The day our oldest son died in an accident, the loss opened a piercing wound in my soul. Yet I knew I could count on the Savior’s atoning power to help carry my heavy burden of sorrow and pain. My husband and I asked our home teachers to give each of us a blessing. We knew strength would come to us beyond our own. Our Savior has promised He will not leave us comfortless (see John 14:18). I have clung with an iron grip to that promise and testify that so has He.

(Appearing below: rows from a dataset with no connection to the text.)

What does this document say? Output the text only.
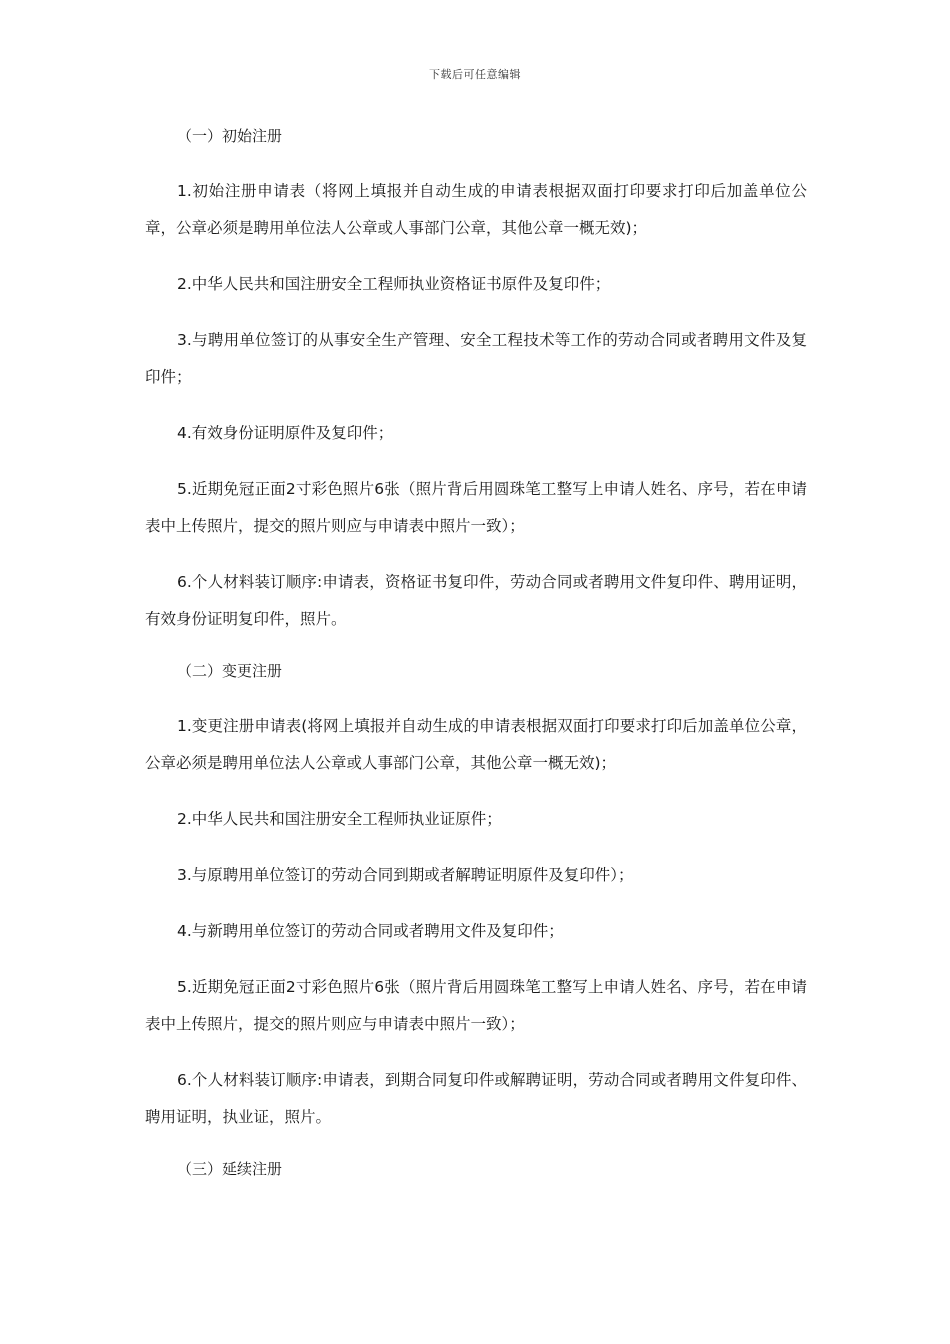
下载后可任意编辑
（一）初始注册
1.初始注册申请表（将网上填报并自动生成的申请表根据双面打印要求打印后加盖单位公章，公章必须是聘用单位法人公章或人事部门公章，其他公章一概无效)；
2.中华人民共和国注册安全工程师执业资格证书原件及复印件；
3.与聘用单位签订的从事安全生产管理、安全工程技术等工作的劳动合同或者聘用文件及复印件；
4.有效身份证明原件及复印件；
5.近期免冠正面2寸彩色照片6张（照片背后用圆珠笔工整写上申请人姓名、序号，若在申请表中上传照片，提交的照片则应与申请表中照片一致）；
6.个人材料装订顺序:申请表，资格证书复印件，劳动合同或者聘用文件复印件、聘用证明，有效身份证明复印件，照片。
（二）变更注册
1.变更注册申请表(将网上填报并自动生成的申请表根据双面打印要求打印后加盖单位公章，公章必须是聘用单位法人公章或人事部门公章，其他公章一概无效)；
2.中华人民共和国注册安全工程师执业证原件；
3.与原聘用单位签订的劳动合同到期或者解聘证明原件及复印件）；
4.与新聘用单位签订的劳动合同或者聘用文件及复印件；
5.近期免冠正面2寸彩色照片6张（照片背后用圆珠笔工整写上申请人姓名、序号，若在申请表中上传照片，提交的照片则应与申请表中照片一致）；
6.个人材料装订顺序:申请表，到期合同复印件或解聘证明，劳动合同或者聘用文件复印件、聘用证明，执业证，照片。
（三）延续注册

Isaiah teaches that the Savior was “a man of sorrows, and acquainted with grief” (Isaiah 53:3). If anyone could succor us, I knew He could, on a very personal level. Yet I also knew that if He instantly snatched our grief from us, there would be no growth, no dawn of understanding.
Despite the heartache, I have experienced a constant underlying river of peace that flows from the Savior (see 1 Nephi 20:18). At particularly hard moments, days, or even weeks, His peace has carried away my sadness. I have but to ask for it. Heavenly Father doesn’t want us to go through mortality alone.
As I reflect on the accident that took my son’s life, an Old Testament account comes to mind:
“Our God whom we serve is able to deliver us from the burning fiery furnace, and he will deliver us out of thine hand, O king.
“But if not, be it known unto thee, O king, that we will not serve thy gods” (Daniel 3:17–18; emphasis added).
The important part is “But if not.” We must keep the faith no matter what happens. Heavenly Father could have sent angels to carry my son out of harm’s way, but He didn’t. He knows what it will take to sanctify us so we can be prepared to come home to Him. Everything will turn out OK. But that doesn’t mean we will never mourn or cry again. Our mourning is a result of our love, but our hearts don’t have to be troubled.The greatest gift we can give those on both sides of the veil is to move forward with our heads held up in faith and hope in Heavenly Father and Jesus Christ, even if each step is taken with tears streaming down our faces. For we are promised that “the grave hath no victory, and the sting of death is swallowed up in Christ” (Mosiah 16:8). One day “the Lord God will wipe away tears from off all faces” (Isaiah 25:8).